Art.8. Sierteelt- en boomkwekerijgewassen die als besmet zijn aangemerkt zijn onderworpen aan de in artikel 4, § 3, 1° en 2°, vermelde maatregelen.
Art.9. § 1. Een professionele operator kan ten minste zes jaar na de bevestiging van de aanwezigheid van het gespecifieerde plaagorganisme de herbemonstering door het Agentschap van een overeenkomstig artikel 6, § 1, als besmet aangemerkte productielocatie aanvragen om deze aan de in bijlage III, punt 1 van Uitvoeringsverordening (EU) 2022/1192 bedoelde tests te laten onderwerpen. Deze periode mag tot minimaal drie jaar beperkt worden mits doeltreffende en door het Agentschap goedgekeurde controlemaatregelen zijn getroffen op die productielocatie.
§ 2. Als de in paragraaf 1 bedoelde herbemonstering en tests niet tot de bevestiging van de aanwezigheid van het gespecifieerde plaagorganisme leiden, werkt het Agentschap de in artikel 6, § 3, bedoelde gegevens bij en trekt onmiddellijk alle beperkingen in die op de desbetreffende productielocatie van toepassing zijn.
HOOFDSTUK III. - Overgangsbepalingen
Art.10. § 1. De velden met sierteelt- en boomkwekerijgewassen waarop in toepassing van het koninklijk besluit van 22 juni 2010 de gespecifieerde plaagorganismen werden aangetroffen, blijven onderworpen aan de in artikel 7 bedoelde maatregelen.
§ 2. De velden met andere dan de in paragraaf 1 bedoelde planten waarop in toepassing van het koninklijk besluit van 22 juni 2010 de gespecifieerde plaagorganismen werden aangetroffen, blijven onderworpen aan de maatregelen vastgesteld bij artikel 8 van Uitvoeringsverordening (EU) 2022/1192.
HOOFDSTUK IV. - Wijzigingsbepalingen
Art.11. In artikel 15 van het koninklijk besluit van 22 februari 2021, worden de volgende wijzigingen aangebracht:
1° § 1 wordt vervangen als volgt:
" § 1. Het model van fytosanitair uitvoercertificaat zoals afgeleverd op papier bevindt zich in bijlage I. Elektronische fytosanitaire uitvoercertificaten worden afgegeven door, of elektronisch uitgewisseld door middel van, het IMSOC als bedoeld in artikel 131, lid 1, van de verordening officiële controles";
2° § 2 wordt vervangen als volgt:
" § 2. Het model van fytosanitair wederuitvoercertificaat zoals afgeleverd op papier bevindt zich in bijlage II. Elektronische fytosanitaire wederuitvoercertificaten worden afgegeven door, of elektronisch uitgewisseld door middel van, het IMSOC als bedoeld in artikel 131, lid 1, van de verordening officiële controles".
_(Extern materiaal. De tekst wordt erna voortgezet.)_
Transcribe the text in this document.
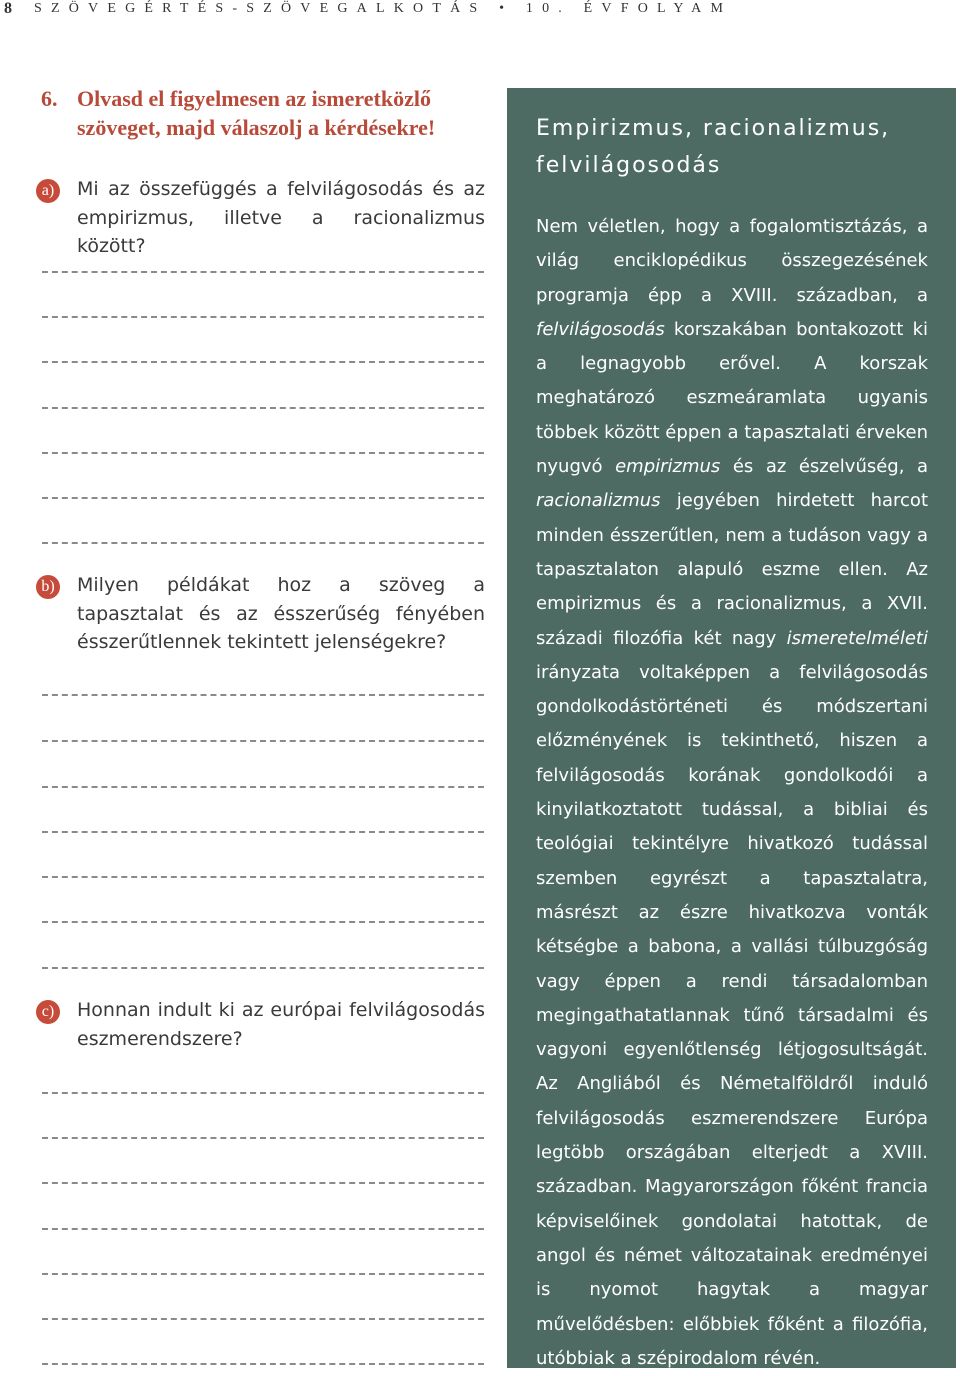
8 SZÖVEGÉRTÉS-SZÖVEGALKOTÁS • 10. ÉVFOLYAM
6. Olvasd el figyelmesen az ismeretközlő szöveget, majd válaszolj a kérdésekre!
a)	Mi az összefüggés a felvilágosodás és az empirizmus, illetve a racionalizmus között?
b) Milyen példákat hoz a szöveg a tapasztalat és az ésszerűség fényében ésszerűtlennek tekintett jelenségekre?
c)	Honnan indult ki az európai felvilágosodás eszmerendszere?
Empirizmus, racionalizmus, felvilágosodás
Nem véletlen, hogy a fogalomtisztázás, a világ enciklopédikus összegezésének programja épp a XVIII. században, a felvilágosodás korszakában bontakozott ki a legnagyobb erővel. A korszak meghatározó eszmeáramlata ugyanis többek között éppen a tapasztalati érveken nyugvó empirizmus és az észelvűség, a racionalizmus jegyében hirdetett harcot minden ésszerűtlen, nem a tudáson vagy a tapasztalaton alapuló eszme ellen. Az empirizmus és a racionalizmus, a XVII. századi filozófia két nagy ismeretelméleti irányzata voltaképpen a felvilágosodás gondolkodástörténeti és módszertani előzményének is tekinthető, hiszen a felvilágosodás korának gondolkodói a kinyilatkoztatott tudással, a bibliai és teológiai tekintélyre hivatkozó tudással szemben egyrészt a tapasztalatra, másrészt az észre hivatkozva vonták kétségbe a babona, a vallási túlbuzgóság vagy éppen a rendi társadalomban megingathatatlannak tűnő társadalmi és vagyoni egyenlőtlenség létjogosultságát. Az Angliából és Németalföldről induló felvilágosodás eszmerendszere Európa legtöbb országában elterjedt a XVIII. században. Magyarországon főként francia képviselőinek gondolatai hatottak, de angol és német változatainak eredményei is nyomot hagytak a magyar művelődésben: előbbiek főként a filozófia, utóbbiak a szépirodalom révén.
HOOFDSTUK V. - Opheffings- en slotbepalingen
Art.12. Opgeheven worden:
1° het koninklijk besluit van 22 juni 2010 betreffende de bestrijding van het aardappelcysteaaltje en tot wijziging van het koninklijk besluit van 19 november 1987 betreffende de bestrijding van voor planten en voor plantaardige producten schadelijke organismen, gewijzigd bij de koninklijke besluiten van 1 april 2016, 12 juli 2019 en 22 februari 2021;
2° het koninklijk besluit van 10 december 2012 betreffende de bestrijding van aardappelringrot (Clavibacter michiganensis (Smith) Davis et al. spp. sepedonicus (Spieckerman et Kotthoff) Davis et al.);
3° het koninklijk besluit van 26 januari 2014 betreffende de bestrijding van bruinrot in aardappelen (Ralstonia solanacearum (Smith) Yabuuchi et al.), gewijzigd bij koninklijk besluit van 8 november 2020;
4° het ministerieel besluit van 23 juli 2014 tot vaststelling van gebieden bedoeld in artikel 5, § 2 van het koninklijk besluit van 26 januari 2014 betreffende de bestrijding van bruinrot in aardappelen (Ralstonia solanacearum (Smith) Yabuuchi et al.), gewijzigd bij ministerieel besluit van 27 januari 2020.
Art. 13. De minister bevoegd voor de veiligheid van de voedselketen is belast met de uitvoering van dit besluit.